The car that puts the power in the Mustang's kick is the GT. Saddled with a 4.6-liter V8 engine, the GT is able to deliver 260 horsepower to its 17-inch rear wheels, enough power to chirp the wheels in second gear as well as arouse the attention of every traffic cop within eyesight. The GT offers the same 5-speed manual as the V6 model, but its long throws and heavy mechanism seem less bothersome due to the V8's tremendously fun-to-drive attitude. The GT's standard limited-slip rear differential helps the rear-drive coupe maintain its poise on slippery road surfaces as well as during hard cornering; the GT also comes standard with traction control.

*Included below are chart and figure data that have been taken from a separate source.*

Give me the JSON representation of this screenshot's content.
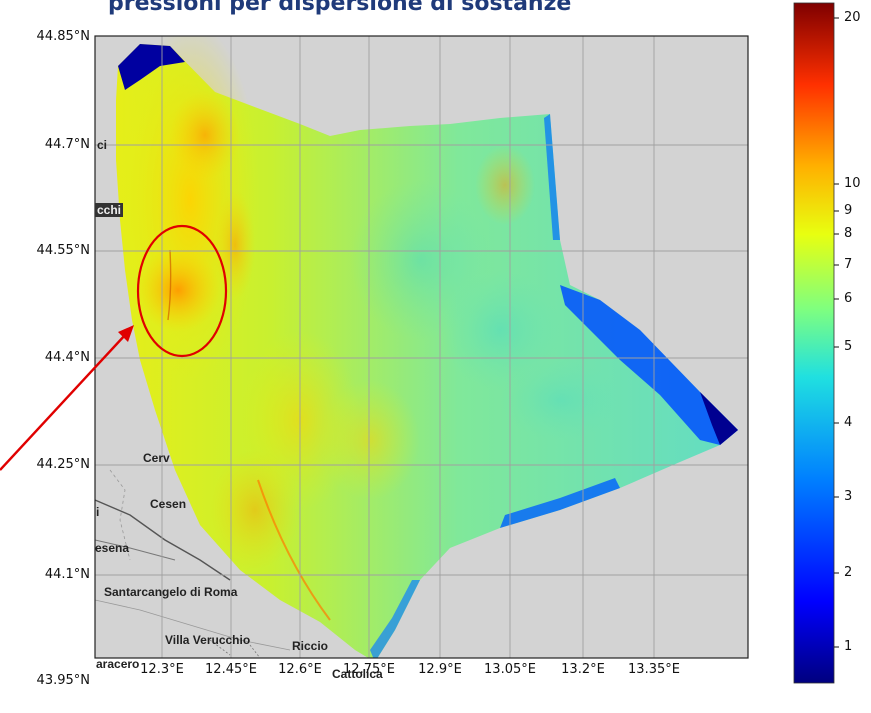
{
  "title": "pressioni per dispersione di sostanze",
  "lat_ticks": [
    "44.85°N",
    "44.7°N",
    "44.55°N",
    "44.4°N",
    "44.25°N",
    "44.1°N",
    "43.95°N"
  ],
  "lon_ticks": [
    "12.3°E",
    "12.45°E",
    "12.6°E",
    "12.75°E",
    "12.9°E",
    "13.05°E",
    "13.2°E",
    "13.35°E"
  ],
  "colorbar": {
    "ticks": [
      "20",
      "10",
      "9",
      "8",
      "7",
      "6",
      "5",
      "4",
      "3",
      "2",
      "1"
    ],
    "colormap": "jet",
    "scale": "log"
  },
  "places": {
    "p1": "ci",
    "p2": "cchi",
    "p3": "Cerv",
    "p4": "Cesen",
    "p5": "i",
    "p6": "esena",
    "p7": "Santarcangelo di Roma",
    "p8": "Villa Verucchio",
    "p9": "Riccio",
    "p10": "aracero",
    "p11": "Cattolica"
  },
  "colors": {
    "land": "#d3d3d3",
    "annotation": "#e00000",
    "title": "#1f3a7a"
  },
  "icons": [
    "red-arrow-icon",
    "ellipse-highlight-icon"
  ]
}
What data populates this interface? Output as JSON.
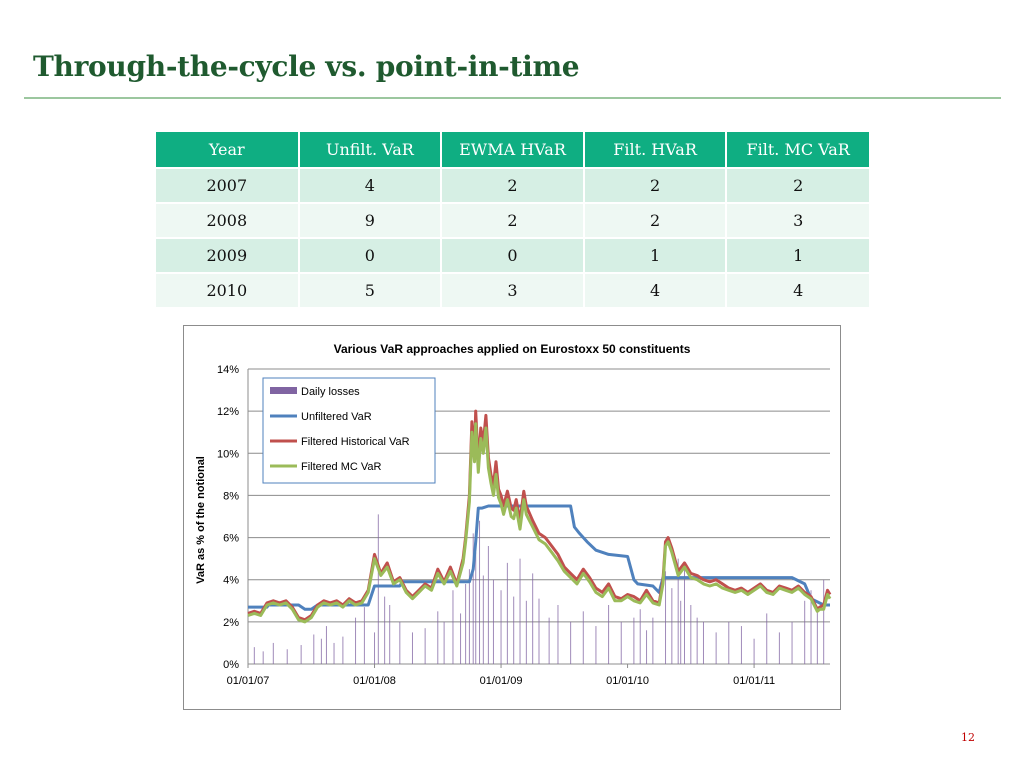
{
  "slide": {
    "title": "Through-the-cycle vs. point-in-time",
    "page_number": "12"
  },
  "table": {
    "headers": [
      "Year",
      "Unfilt. VaR",
      "EWMA HVaR",
      "Filt. HVaR",
      "Filt. MC VaR"
    ],
    "rows": [
      [
        "2007",
        "4",
        "2",
        "2",
        "2"
      ],
      [
        "2008",
        "9",
        "2",
        "2",
        "3"
      ],
      [
        "2009",
        "0",
        "0",
        "1",
        "1"
      ],
      [
        "2010",
        "5",
        "3",
        "4",
        "4"
      ]
    ]
  },
  "chart_data": {
    "type": "line",
    "title": "Various VaR approaches applied on Eurostoxx 50 constituents",
    "ylabel": "VaR as % of the notional",
    "xlabel": "",
    "ylim": [
      0,
      14
    ],
    "yticks": [
      "0%",
      "2%",
      "4%",
      "6%",
      "8%",
      "10%",
      "12%",
      "14%"
    ],
    "xticks": [
      "01/01/07",
      "01/01/08",
      "01/01/09",
      "01/01/10",
      "01/01/11"
    ],
    "xlim_years": [
      2007.0,
      2011.6
    ],
    "grid": true,
    "legend_position": "top-left",
    "colors": {
      "daily_losses": "#8064a2",
      "unfiltered": "#4f81bd",
      "filtered_hist": "#c0504d",
      "filtered_mc": "#9bbb59"
    },
    "series": [
      {
        "name": "Daily losses",
        "kind": "bar",
        "x": [
          2007.05,
          2007.12,
          2007.2,
          2007.31,
          2007.42,
          2007.52,
          2007.58,
          2007.62,
          2007.68,
          2007.75,
          2007.85,
          2007.92,
          2008.0,
          2008.03,
          2008.08,
          2008.12,
          2008.2,
          2008.3,
          2008.4,
          2008.5,
          2008.55,
          2008.62,
          2008.68,
          2008.72,
          2008.75,
          2008.78,
          2008.8,
          2008.83,
          2008.86,
          2008.9,
          2008.94,
          2009.0,
          2009.05,
          2009.1,
          2009.15,
          2009.2,
          2009.25,
          2009.3,
          2009.38,
          2009.45,
          2009.55,
          2009.65,
          2009.75,
          2009.85,
          2009.95,
          2010.05,
          2010.1,
          2010.15,
          2010.2,
          2010.3,
          2010.35,
          2010.4,
          2010.42,
          2010.45,
          2010.5,
          2010.55,
          2010.6,
          2010.7,
          2010.8,
          2010.9,
          2011.0,
          2011.1,
          2011.2,
          2011.3,
          2011.4,
          2011.45,
          2011.5,
          2011.55
        ],
        "values": [
          0.8,
          0.6,
          1.0,
          0.7,
          0.9,
          1.4,
          1.2,
          1.8,
          1.0,
          1.3,
          2.2,
          2.7,
          1.5,
          7.1,
          3.2,
          2.8,
          2.0,
          1.5,
          1.7,
          2.5,
          2.0,
          3.5,
          2.4,
          3.8,
          4.5,
          6.2,
          5.3,
          6.8,
          4.2,
          5.6,
          4.0,
          3.5,
          4.8,
          3.2,
          5.0,
          3.0,
          4.3,
          3.1,
          2.2,
          2.8,
          2.0,
          2.5,
          1.8,
          2.8,
          2.0,
          2.2,
          2.6,
          1.6,
          2.2,
          4.4,
          3.6,
          5.0,
          3.0,
          4.5,
          2.8,
          2.2,
          2.0,
          1.5,
          2.0,
          1.8,
          1.2,
          2.4,
          1.5,
          2.0,
          3.0,
          3.5,
          2.6,
          4.0
        ]
      },
      {
        "name": "Unfiltered VaR",
        "kind": "line",
        "x": [
          2007.0,
          2007.15,
          2007.16,
          2007.4,
          2007.45,
          2007.5,
          2007.55,
          2007.95,
          2008.0,
          2008.2,
          2008.22,
          2008.75,
          2008.78,
          2008.8,
          2008.82,
          2008.85,
          2008.9,
          2009.0,
          2009.1,
          2009.55,
          2009.58,
          2009.62,
          2009.68,
          2009.75,
          2009.85,
          2010.0,
          2010.05,
          2010.08,
          2010.2,
          2010.25,
          2010.28,
          2011.0,
          2011.3,
          2011.4,
          2011.45,
          2011.55,
          2011.6
        ],
        "values": [
          2.7,
          2.7,
          2.8,
          2.8,
          2.6,
          2.6,
          2.8,
          2.8,
          3.7,
          3.7,
          3.9,
          3.9,
          4.5,
          5.8,
          7.4,
          7.4,
          7.5,
          7.5,
          7.5,
          7.5,
          6.5,
          6.2,
          5.8,
          5.4,
          5.2,
          5.1,
          4.0,
          3.8,
          3.7,
          3.4,
          4.1,
          4.1,
          4.1,
          3.8,
          3.1,
          2.8,
          2.8
        ]
      },
      {
        "name": "Filtered Historical VaR",
        "kind": "line",
        "x": [
          2007.0,
          2007.05,
          2007.1,
          2007.15,
          2007.2,
          2007.25,
          2007.3,
          2007.35,
          2007.4,
          2007.45,
          2007.5,
          2007.55,
          2007.6,
          2007.65,
          2007.7,
          2007.75,
          2007.8,
          2007.85,
          2007.9,
          2007.95,
          2008.0,
          2008.05,
          2008.1,
          2008.15,
          2008.2,
          2008.25,
          2008.3,
          2008.35,
          2008.4,
          2008.45,
          2008.5,
          2008.55,
          2008.6,
          2008.65,
          2008.7,
          2008.72,
          2008.75,
          2008.77,
          2008.79,
          2008.8,
          2008.82,
          2008.84,
          2008.86,
          2008.88,
          2008.9,
          2008.92,
          2008.94,
          2008.96,
          2008.98,
          2009.0,
          2009.02,
          2009.05,
          2009.08,
          2009.1,
          2009.12,
          2009.15,
          2009.18,
          2009.2,
          2009.25,
          2009.3,
          2009.35,
          2009.4,
          2009.45,
          2009.5,
          2009.55,
          2009.6,
          2009.65,
          2009.7,
          2009.75,
          2009.8,
          2009.85,
          2009.9,
          2009.95,
          2010.0,
          2010.05,
          2010.1,
          2010.15,
          2010.2,
          2010.25,
          2010.28,
          2010.3,
          2010.32,
          2010.35,
          2010.4,
          2010.45,
          2010.5,
          2010.55,
          2010.6,
          2010.65,
          2010.7,
          2010.75,
          2010.8,
          2010.85,
          2010.9,
          2010.95,
          2011.0,
          2011.05,
          2011.1,
          2011.15,
          2011.2,
          2011.25,
          2011.3,
          2011.35,
          2011.4,
          2011.45,
          2011.5,
          2011.52,
          2011.55,
          2011.58,
          2011.6
        ],
        "values": [
          2.4,
          2.5,
          2.4,
          2.9,
          3.0,
          2.9,
          3.0,
          2.7,
          2.2,
          2.1,
          2.3,
          2.8,
          3.0,
          2.9,
          3.0,
          2.8,
          3.1,
          2.9,
          3.0,
          3.5,
          5.2,
          4.3,
          4.8,
          3.9,
          4.1,
          3.5,
          3.2,
          3.5,
          3.8,
          3.6,
          4.5,
          3.9,
          4.6,
          3.8,
          5.0,
          6.0,
          8.0,
          11.5,
          10.0,
          12.0,
          9.5,
          11.2,
          10.5,
          11.8,
          9.8,
          9.0,
          8.5,
          9.6,
          8.3,
          8.0,
          7.5,
          8.2,
          7.4,
          7.3,
          7.8,
          6.8,
          8.2,
          7.5,
          6.8,
          6.2,
          6.0,
          5.6,
          5.2,
          4.6,
          4.3,
          4.0,
          4.5,
          4.1,
          3.6,
          3.4,
          3.8,
          3.2,
          3.1,
          3.3,
          3.2,
          3.0,
          3.5,
          3.0,
          2.9,
          4.0,
          5.8,
          6.0,
          5.5,
          4.4,
          4.8,
          4.3,
          4.2,
          4.0,
          3.9,
          4.0,
          3.8,
          3.6,
          3.5,
          3.6,
          3.4,
          3.6,
          3.8,
          3.5,
          3.4,
          3.7,
          3.6,
          3.5,
          3.7,
          3.4,
          3.2,
          2.6,
          2.7,
          2.8,
          3.5,
          3.3
        ]
      },
      {
        "name": "Filtered MC VaR",
        "kind": "line",
        "x": [
          2007.0,
          2007.05,
          2007.1,
          2007.15,
          2007.2,
          2007.25,
          2007.3,
          2007.35,
          2007.4,
          2007.45,
          2007.5,
          2007.55,
          2007.6,
          2007.65,
          2007.7,
          2007.75,
          2007.8,
          2007.85,
          2007.9,
          2007.95,
          2008.0,
          2008.05,
          2008.1,
          2008.15,
          2008.2,
          2008.25,
          2008.3,
          2008.35,
          2008.4,
          2008.45,
          2008.5,
          2008.55,
          2008.6,
          2008.65,
          2008.7,
          2008.72,
          2008.75,
          2008.77,
          2008.79,
          2008.8,
          2008.82,
          2008.84,
          2008.86,
          2008.88,
          2008.9,
          2008.92,
          2008.94,
          2008.96,
          2008.98,
          2009.0,
          2009.02,
          2009.05,
          2009.08,
          2009.1,
          2009.12,
          2009.15,
          2009.18,
          2009.2,
          2009.25,
          2009.3,
          2009.35,
          2009.4,
          2009.45,
          2009.5,
          2009.55,
          2009.6,
          2009.65,
          2009.7,
          2009.75,
          2009.8,
          2009.85,
          2009.9,
          2009.95,
          2010.0,
          2010.05,
          2010.1,
          2010.15,
          2010.2,
          2010.25,
          2010.28,
          2010.3,
          2010.32,
          2010.35,
          2010.4,
          2010.45,
          2010.5,
          2010.55,
          2010.6,
          2010.65,
          2010.7,
          2010.75,
          2010.8,
          2010.85,
          2010.9,
          2010.95,
          2011.0,
          2011.05,
          2011.1,
          2011.15,
          2011.2,
          2011.25,
          2011.3,
          2011.35,
          2011.4,
          2011.45,
          2011.5,
          2011.52,
          2011.55,
          2011.58,
          2011.6
        ],
        "values": [
          2.3,
          2.4,
          2.3,
          2.8,
          2.9,
          2.8,
          2.9,
          2.6,
          2.1,
          2.0,
          2.2,
          2.7,
          2.9,
          2.8,
          2.9,
          2.7,
          3.0,
          2.8,
          2.9,
          3.4,
          5.0,
          4.2,
          4.6,
          3.8,
          4.0,
          3.4,
          3.1,
          3.4,
          3.7,
          3.5,
          4.3,
          3.8,
          4.4,
          3.7,
          4.8,
          5.8,
          7.7,
          11.0,
          9.6,
          11.4,
          9.1,
          10.7,
          10.0,
          11.2,
          9.3,
          8.6,
          8.0,
          9.0,
          7.9,
          7.6,
          7.1,
          7.8,
          7.0,
          6.9,
          7.4,
          6.4,
          7.8,
          7.1,
          6.5,
          5.9,
          5.7,
          5.3,
          4.9,
          4.4,
          4.1,
          3.8,
          4.3,
          3.9,
          3.4,
          3.2,
          3.6,
          3.0,
          3.0,
          3.2,
          3.0,
          2.9,
          3.3,
          2.9,
          2.8,
          3.8,
          5.6,
          5.8,
          5.3,
          4.2,
          4.6,
          4.1,
          4.0,
          3.8,
          3.7,
          3.8,
          3.6,
          3.5,
          3.4,
          3.5,
          3.3,
          3.5,
          3.7,
          3.4,
          3.3,
          3.6,
          3.5,
          3.4,
          3.6,
          3.3,
          3.1,
          2.5,
          2.6,
          2.6,
          3.3,
          3.1
        ]
      }
    ]
  }
}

On the road, the Mustang handles pretty well. Its power steering allows the wheel to feel heavy without much float, but it does not return much in the way of road feel. Thankfully, the Mustang's combination of a short hood and short wheelbase allows you to maneuver the car around tight corners with little effort or trepidation. The Mustang comes standard with a nice set of four-wheel disc brakes that greatly improve the car's stopping power; ABS is optional on the V6 and standard on the GT.

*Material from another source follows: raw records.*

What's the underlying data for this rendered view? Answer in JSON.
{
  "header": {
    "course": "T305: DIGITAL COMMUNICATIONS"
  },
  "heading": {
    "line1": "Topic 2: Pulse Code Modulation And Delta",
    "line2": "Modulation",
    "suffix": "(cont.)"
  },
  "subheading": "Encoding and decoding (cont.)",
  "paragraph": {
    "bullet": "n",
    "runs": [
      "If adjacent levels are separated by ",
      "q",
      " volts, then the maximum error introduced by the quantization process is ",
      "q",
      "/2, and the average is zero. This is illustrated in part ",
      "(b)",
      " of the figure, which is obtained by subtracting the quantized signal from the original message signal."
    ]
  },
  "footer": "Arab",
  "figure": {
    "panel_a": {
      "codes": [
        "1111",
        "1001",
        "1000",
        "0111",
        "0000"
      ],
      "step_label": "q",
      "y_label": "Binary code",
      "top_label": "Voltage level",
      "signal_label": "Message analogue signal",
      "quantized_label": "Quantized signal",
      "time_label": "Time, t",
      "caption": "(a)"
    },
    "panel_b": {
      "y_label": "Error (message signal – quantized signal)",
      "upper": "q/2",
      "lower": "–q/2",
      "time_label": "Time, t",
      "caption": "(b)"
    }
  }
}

This year, Ford has created a limited-production Mach 1 model that adds a real-live functioning "shaker" hood scoop, unique paint and wheels and a special interior leather designed to mimic the original Mach 1's interior. The GT's 4.6-liter engine has been re-worked with new cams and a modified air intake to accommodate the ram-air shaker hood scoop; the result is a Mustang that produces over 300-horsepower. The Mach 1 will also ride on a one-inch lower suspension and have special 17-inch Magnum 500 wheels and Mach 1 paint decals.
Interior space in the Mustang is tight, especially if you are over 6-feet in height. The primary cause for the car's limited legroom is the short seat tracks that do not allow seats to slide back far enough: the Mustang's large transmission tunnel also takes up much-needed space in the foot wells. Rear-seat passengers should be both short of stature and lean of frame if they are expect to sit comfortably for any duration that exceeds 15 minutes. The V6 seats are a bit soft and do not offer much in the way of lateral or lower thigh support. The GT's sport seats are somewhat better, with more side bolstering and lumbar support, but the best Mustang seats can be found in the new Mach 1; they feature large side bolsters, tall seat backs and 4-way adjustable headrest.

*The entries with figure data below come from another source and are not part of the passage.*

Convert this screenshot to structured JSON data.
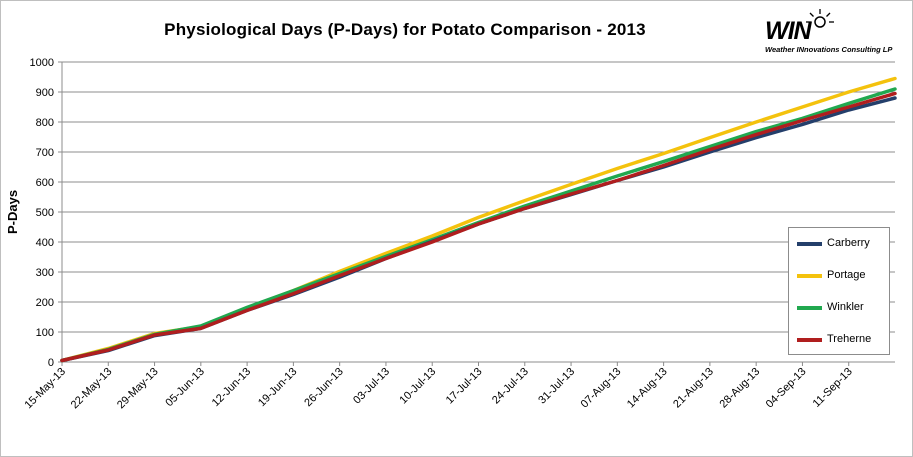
{
  "chart_data": {
    "type": "line",
    "title": "Physiological Days (P-Days) for Potato Comparison - 2013",
    "ylabel": "P-Days",
    "xlabel": "",
    "ylim": [
      0,
      1000
    ],
    "yticks": [
      0,
      100,
      200,
      300,
      400,
      500,
      600,
      700,
      800,
      900,
      1000
    ],
    "xlim": [
      "2013-05-15",
      "2013-09-18"
    ],
    "xtick_dates": [
      "2013-05-15",
      "2013-05-22",
      "2013-05-29",
      "2013-06-05",
      "2013-06-12",
      "2013-06-19",
      "2013-06-26",
      "2013-07-03",
      "2013-07-10",
      "2013-07-17",
      "2013-07-24",
      "2013-07-31",
      "2013-08-07",
      "2013-08-14",
      "2013-08-21",
      "2013-08-28",
      "2013-09-04",
      "2013-09-11"
    ],
    "xtick_labels": [
      "15-May-13",
      "22-May-13",
      "29-May-13",
      "05-Jun-13",
      "12-Jun-13",
      "19-Jun-13",
      "26-Jun-13",
      "03-Jul-13",
      "10-Jul-13",
      "17-Jul-13",
      "24-Jul-13",
      "31-Jul-13",
      "07-Aug-13",
      "14-Aug-13",
      "21-Aug-13",
      "28-Aug-13",
      "04-Sep-13",
      "11-Sep-13"
    ],
    "grid": "horizontal",
    "legend_position": "right",
    "series": [
      {
        "name": "Carberry",
        "color": "#243f6b",
        "x": [
          "2013-05-15",
          "2013-05-22",
          "2013-05-29",
          "2013-06-05",
          "2013-06-12",
          "2013-06-19",
          "2013-06-26",
          "2013-07-03",
          "2013-07-10",
          "2013-07-17",
          "2013-07-24",
          "2013-07-31",
          "2013-08-07",
          "2013-08-14",
          "2013-08-21",
          "2013-08-28",
          "2013-09-04",
          "2013-09-11",
          "2013-09-18"
        ],
        "y": [
          5,
          38,
          88,
          112,
          172,
          225,
          283,
          345,
          402,
          460,
          512,
          558,
          605,
          650,
          700,
          748,
          792,
          840,
          880
        ]
      },
      {
        "name": "Portage",
        "color": "#f4c20d",
        "x": [
          "2013-05-15",
          "2013-05-22",
          "2013-05-29",
          "2013-06-05",
          "2013-06-12",
          "2013-06-19",
          "2013-06-26",
          "2013-07-03",
          "2013-07-10",
          "2013-07-17",
          "2013-07-24",
          "2013-07-31",
          "2013-08-07",
          "2013-08-14",
          "2013-08-21",
          "2013-08-28",
          "2013-09-04",
          "2013-09-11",
          "2013-09-18"
        ],
        "y": [
          5,
          45,
          95,
          118,
          180,
          238,
          302,
          362,
          420,
          482,
          538,
          592,
          645,
          695,
          748,
          800,
          850,
          900,
          945
        ]
      },
      {
        "name": "Winkler",
        "color": "#21a84f",
        "x": [
          "2013-05-15",
          "2013-05-22",
          "2013-05-29",
          "2013-06-05",
          "2013-06-12",
          "2013-06-19",
          "2013-06-26",
          "2013-07-03",
          "2013-07-10",
          "2013-07-17",
          "2013-07-24",
          "2013-07-31",
          "2013-08-07",
          "2013-08-14",
          "2013-08-21",
          "2013-08-28",
          "2013-09-04",
          "2013-09-11",
          "2013-09-18"
        ],
        "y": [
          5,
          42,
          92,
          120,
          182,
          238,
          295,
          352,
          408,
          465,
          520,
          570,
          620,
          668,
          718,
          768,
          812,
          862,
          910
        ]
      },
      {
        "name": "Treherne",
        "color": "#b01e1e",
        "x": [
          "2013-05-15",
          "2013-05-22",
          "2013-05-29",
          "2013-06-05",
          "2013-06-12",
          "2013-06-19",
          "2013-06-26",
          "2013-07-03",
          "2013-07-10",
          "2013-07-17",
          "2013-07-24",
          "2013-07-31",
          "2013-08-07",
          "2013-08-14",
          "2013-08-21",
          "2013-08-28",
          "2013-09-04",
          "2013-09-11",
          "2013-09-18"
        ],
        "y": [
          5,
          40,
          90,
          112,
          172,
          228,
          288,
          345,
          400,
          460,
          512,
          560,
          605,
          655,
          708,
          758,
          805,
          850,
          895
        ]
      }
    ]
  },
  "logo": {
    "word": "WIN",
    "tagline": "Weather INnovations Consulting LP"
  }
}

Standard equipment on the V6 Mustang includes air conditioning, rear defroster, power door locks, power windows, 16-inch alloy wheels, dual power mirrors, tilt-wheel, tachometer, keyless entry, AM/FM stereo with CD, cloth bucket seats and a power trunk release. The GT adds a V8 engine, 17-inch alloy wheels, performance tires, anti-lock brakes, 6-way power driver's seat, speed control, leather-wrapped steering wheel, traction control and a limited-slip rear differential.